I hadn’t realized until I’d pulled my map out while I was trying to figure out the aforementioned way out of town that Virginia City was only a few miles off of U.S. 50, just a few miles east of Carson City. I hadn’t been to this Virginia City since the weekend I got engaged to my first husband, thirty-mumble years ago. Since I visited another Virginia City (the one in Montana) early on during my first Long Trip, it seemed like a good idea to visit the other one this time. Besides, it was getting on towards lunchtime.
Virginia City, Nevada is kind of a hoot. It’s a tourist trap extraordinaire, but it’s also the home of one of the richest strikes in mining history, as well as where Mark Twain got his start as a newspaperman. It was fun to wander up and down the board sidewalks and peer into shop windows, and eat lunch in a saloon. I do have to say, though, that it wasn’t where I expected to see anything Seahawks. At this point I’m a lot closer to Forty-Whiner country <g>.
After Virginia City, I kept going east! finally! (after almost a week of going south) on U.S. 50, which in Nevada is known as the Loneliest Highway in America. Once you leave the outskirts of Carson City behind, and the town of Fallon about an hour further on, it does get pretty empty, at least of human stuff. It was 110 miles from Fallon to the next town, Austin, a tiny old mining camp perched on the side of a mountain, and I think I saw one human habitation along the way. Oh, and a rest area with an exhibit about the Pony Express, the route of which crossed what would become the highway several times.
There’s a reason they call it the basin and range country. The geology is such that from the air, the state of Nevada looks like a piece of fabric stretched then rumpled repeatedly in neat rows. Across the plain, over the mountains, across the plain, over the mountains, lather, rinse, repeat.

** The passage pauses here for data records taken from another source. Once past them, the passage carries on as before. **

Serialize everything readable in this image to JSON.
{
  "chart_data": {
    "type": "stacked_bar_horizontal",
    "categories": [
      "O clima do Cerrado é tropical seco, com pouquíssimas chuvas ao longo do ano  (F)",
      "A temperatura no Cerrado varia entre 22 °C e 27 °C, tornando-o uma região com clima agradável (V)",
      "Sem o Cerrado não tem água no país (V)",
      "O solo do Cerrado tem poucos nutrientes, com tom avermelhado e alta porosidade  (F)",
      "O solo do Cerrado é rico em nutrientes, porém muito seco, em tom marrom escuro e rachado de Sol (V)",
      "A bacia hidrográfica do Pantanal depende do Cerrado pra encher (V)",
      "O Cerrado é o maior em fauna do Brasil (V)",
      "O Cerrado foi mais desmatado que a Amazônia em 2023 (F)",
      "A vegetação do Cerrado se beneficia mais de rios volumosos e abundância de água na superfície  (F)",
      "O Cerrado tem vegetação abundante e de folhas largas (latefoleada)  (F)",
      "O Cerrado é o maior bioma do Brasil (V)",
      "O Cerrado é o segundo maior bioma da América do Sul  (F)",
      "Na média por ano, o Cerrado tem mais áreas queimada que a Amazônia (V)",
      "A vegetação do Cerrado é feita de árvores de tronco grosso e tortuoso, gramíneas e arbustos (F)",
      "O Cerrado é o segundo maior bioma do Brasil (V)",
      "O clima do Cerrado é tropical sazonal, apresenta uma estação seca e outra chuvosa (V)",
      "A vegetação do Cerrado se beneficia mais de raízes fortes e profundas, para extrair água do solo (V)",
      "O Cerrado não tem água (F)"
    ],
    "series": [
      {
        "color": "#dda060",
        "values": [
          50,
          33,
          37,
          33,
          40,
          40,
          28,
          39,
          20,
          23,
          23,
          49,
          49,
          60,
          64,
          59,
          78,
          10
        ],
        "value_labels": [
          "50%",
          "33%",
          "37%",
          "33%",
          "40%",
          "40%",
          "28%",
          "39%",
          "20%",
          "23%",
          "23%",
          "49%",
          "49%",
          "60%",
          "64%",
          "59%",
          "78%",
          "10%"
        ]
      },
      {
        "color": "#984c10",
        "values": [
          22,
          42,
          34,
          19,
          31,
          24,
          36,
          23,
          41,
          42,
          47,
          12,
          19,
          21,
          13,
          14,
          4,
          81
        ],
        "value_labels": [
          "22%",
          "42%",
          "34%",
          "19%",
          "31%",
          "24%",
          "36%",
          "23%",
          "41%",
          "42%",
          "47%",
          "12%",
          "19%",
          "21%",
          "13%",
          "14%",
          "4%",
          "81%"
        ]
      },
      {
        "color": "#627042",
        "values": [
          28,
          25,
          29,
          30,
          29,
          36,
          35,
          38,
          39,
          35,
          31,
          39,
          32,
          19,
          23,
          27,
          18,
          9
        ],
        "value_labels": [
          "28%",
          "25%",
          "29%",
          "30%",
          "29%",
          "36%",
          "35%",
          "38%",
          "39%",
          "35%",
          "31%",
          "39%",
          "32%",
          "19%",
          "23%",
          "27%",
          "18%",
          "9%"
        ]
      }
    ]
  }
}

I’m in a forest service campground just east of Austin, where I think I may have camped with my parents when I was a kid. It looks vaguely familiar, anyway. The altitude is 7200 feet, where it’s nice and cool, as opposed to the 90s I left behind in Carson City. There are wildflowers, too. My old friends mules’ ears and lupine, and my favorite wildflower of all, alpine phlox. My neighbors are friendly, too. It’s a good place to be for the night. I wonder if I’ll wake to find critters peering in my window again.